Und so lief es dann auch, wenn auch anders als gedacht – aber eins nach dem anderen.
Diese Audits werden interessanterweise vorher angekündigt, und der Sinn dessen entzieht sich mir, aber so ist es halt. Eine Reihe von Herren im Geschäftsanzug ging durch das Depot und sie überprüften sowohl einzelne Fahrer als auch die allgemeinen Geschäftsabläufe des Depots. Anders als vor wenigen Monaten wurden scheinbar keine Fragen zur Art und Weise des Transports bestimmter Güter gestellt, stattdessen ging es mehr um wirtschaftliche und sicherheitstechnische Dinge. Einer der Herren kam just zu mir, überzeugte sich, dass ich Arbeitskleidung inklusive der Sicherheitsschuhe trug, ließ sich Unterlagen wie Abstellgenehmigungen einerseits und Sicherheitsausrüstung wie Warnweste, Erste-Hilfe-Set, Unterlegkeil, etc. andererseits zeigen. Was ich nicht vorweisen konnte, war ein Quittungsblock: Es gibt hin und wieder Kunden, die eine Nachnahme zahlen müssen und dafür eine konkret greifbare Quittung verlangen, wenn auch selten, das kam bei mir einmal in den letzten Monaten vor. Ansonsten war in dieser Hinsicht aber alles in Ordnung.
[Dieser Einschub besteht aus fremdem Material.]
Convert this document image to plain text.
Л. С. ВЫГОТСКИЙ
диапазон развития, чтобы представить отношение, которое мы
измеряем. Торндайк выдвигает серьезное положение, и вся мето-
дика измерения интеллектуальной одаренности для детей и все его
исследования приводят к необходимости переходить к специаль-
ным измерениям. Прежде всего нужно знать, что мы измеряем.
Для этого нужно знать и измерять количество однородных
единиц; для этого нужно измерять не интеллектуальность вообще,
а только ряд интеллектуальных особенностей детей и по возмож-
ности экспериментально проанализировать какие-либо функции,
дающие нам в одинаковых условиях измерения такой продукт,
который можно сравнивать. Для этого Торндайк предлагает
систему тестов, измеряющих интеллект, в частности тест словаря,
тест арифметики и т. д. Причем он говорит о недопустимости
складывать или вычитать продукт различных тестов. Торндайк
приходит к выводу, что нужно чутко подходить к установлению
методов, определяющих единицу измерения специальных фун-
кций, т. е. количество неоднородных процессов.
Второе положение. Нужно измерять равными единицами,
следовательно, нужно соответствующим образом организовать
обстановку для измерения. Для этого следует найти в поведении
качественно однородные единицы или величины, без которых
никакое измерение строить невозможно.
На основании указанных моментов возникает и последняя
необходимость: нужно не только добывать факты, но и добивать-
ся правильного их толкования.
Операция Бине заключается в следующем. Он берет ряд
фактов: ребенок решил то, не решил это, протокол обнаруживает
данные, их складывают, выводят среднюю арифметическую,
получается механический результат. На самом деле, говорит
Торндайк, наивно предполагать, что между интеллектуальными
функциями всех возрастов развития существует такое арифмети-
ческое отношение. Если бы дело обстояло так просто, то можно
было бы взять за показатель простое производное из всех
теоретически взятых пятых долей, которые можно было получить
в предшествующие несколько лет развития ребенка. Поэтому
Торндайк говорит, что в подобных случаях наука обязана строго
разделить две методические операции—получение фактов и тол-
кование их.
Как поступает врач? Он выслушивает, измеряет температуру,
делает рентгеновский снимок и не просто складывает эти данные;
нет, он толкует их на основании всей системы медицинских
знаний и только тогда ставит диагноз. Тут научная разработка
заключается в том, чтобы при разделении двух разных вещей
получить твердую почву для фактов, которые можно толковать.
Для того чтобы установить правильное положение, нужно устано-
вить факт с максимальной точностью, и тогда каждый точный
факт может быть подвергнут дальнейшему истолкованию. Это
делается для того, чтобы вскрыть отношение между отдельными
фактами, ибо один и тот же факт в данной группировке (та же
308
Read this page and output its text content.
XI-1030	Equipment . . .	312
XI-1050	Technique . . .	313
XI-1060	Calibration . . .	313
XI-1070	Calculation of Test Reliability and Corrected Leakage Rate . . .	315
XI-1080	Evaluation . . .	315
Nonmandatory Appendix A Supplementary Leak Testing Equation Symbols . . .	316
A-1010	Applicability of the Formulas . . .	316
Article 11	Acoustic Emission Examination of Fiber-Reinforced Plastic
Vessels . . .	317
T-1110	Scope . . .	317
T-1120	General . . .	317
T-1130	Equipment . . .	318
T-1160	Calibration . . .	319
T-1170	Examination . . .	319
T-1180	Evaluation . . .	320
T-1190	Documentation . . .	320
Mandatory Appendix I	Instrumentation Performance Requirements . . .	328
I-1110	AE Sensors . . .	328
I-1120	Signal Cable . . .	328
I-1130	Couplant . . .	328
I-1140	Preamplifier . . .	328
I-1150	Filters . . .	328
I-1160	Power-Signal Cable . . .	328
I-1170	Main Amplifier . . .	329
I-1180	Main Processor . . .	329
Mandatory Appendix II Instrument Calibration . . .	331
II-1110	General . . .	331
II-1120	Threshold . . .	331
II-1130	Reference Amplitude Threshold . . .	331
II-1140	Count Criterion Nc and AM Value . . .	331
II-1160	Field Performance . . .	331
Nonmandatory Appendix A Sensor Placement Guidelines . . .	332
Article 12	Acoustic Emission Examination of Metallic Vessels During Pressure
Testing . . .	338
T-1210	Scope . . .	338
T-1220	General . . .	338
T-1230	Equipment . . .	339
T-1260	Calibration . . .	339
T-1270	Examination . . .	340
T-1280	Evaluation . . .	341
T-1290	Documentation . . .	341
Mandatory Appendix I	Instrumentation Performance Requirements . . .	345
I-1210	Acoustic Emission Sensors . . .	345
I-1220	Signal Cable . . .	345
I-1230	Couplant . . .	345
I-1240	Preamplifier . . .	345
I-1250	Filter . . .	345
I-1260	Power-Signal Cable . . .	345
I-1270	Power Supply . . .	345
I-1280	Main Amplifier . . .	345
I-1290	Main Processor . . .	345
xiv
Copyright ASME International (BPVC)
Dem fröhlichen Winzer war der Teil mit dem Quittungsblock im Vorbeigehen aufgefallen, er ging also zu Konrads Wagen, von dem er wusste, dass da sowas drinlag, und legte ihn zu sich ins Auto. Als ihn der Prüfer also fragte, ob er einen Quittungsblock habe, sagte er: “NATÜRLICH habe ich einen Quittungsblock!” Den er danach gleich an Konrad weiterreichte… nun ja, das Depot hat uns in Folge dessen solche Blöcke zur Verfügung gestellt und nun hat tatsächlich jeder einen.
Als Anekdote kann man allerdings hinzufügen, dass diese Entwicklung prompt von einem meiner Kunden überholt wurde: Der wollte nämlich nicht nur eine Quittung, sondern auch einen Firmenstempel – und damit kann ich nicht dienen, von daher musste es meine Unterschrift mit dem Zusatz “für Transoflex” tun.
So, nun kam also der Moment der Fahrzeugkontrolle. Sie betraf in der Tat mein Fahrzeug, aber letztendlich war das eine völlig überflüssige Aktion. Die Auditoren machten nämlich Pause, sodass Laubschi vor meiner Abfahrt, aber nach meinem Einladen, zu mir kam und an meinem Stellplatz die Überprüfung durchführte – ich hätte mir also zweifaches Einladen sparen können, wenn ich gewusst hätte, dass die Prüfer sich nicht selbst an der Fahrzeugkontrolle beteiligen würden und diese nicht mal eines Blickes würdigten.
Nun ja, die Prüfung verlief insgesamt zur Zufriedenheit des Mutterkonzerns und das Depot wurde zu keiner Strafe verdonnert. In Folge dessen gab der Chef tags drauf eine Runde belegte Brötchen für alle aus und es herrschte eitel Heiterkeit und Freude.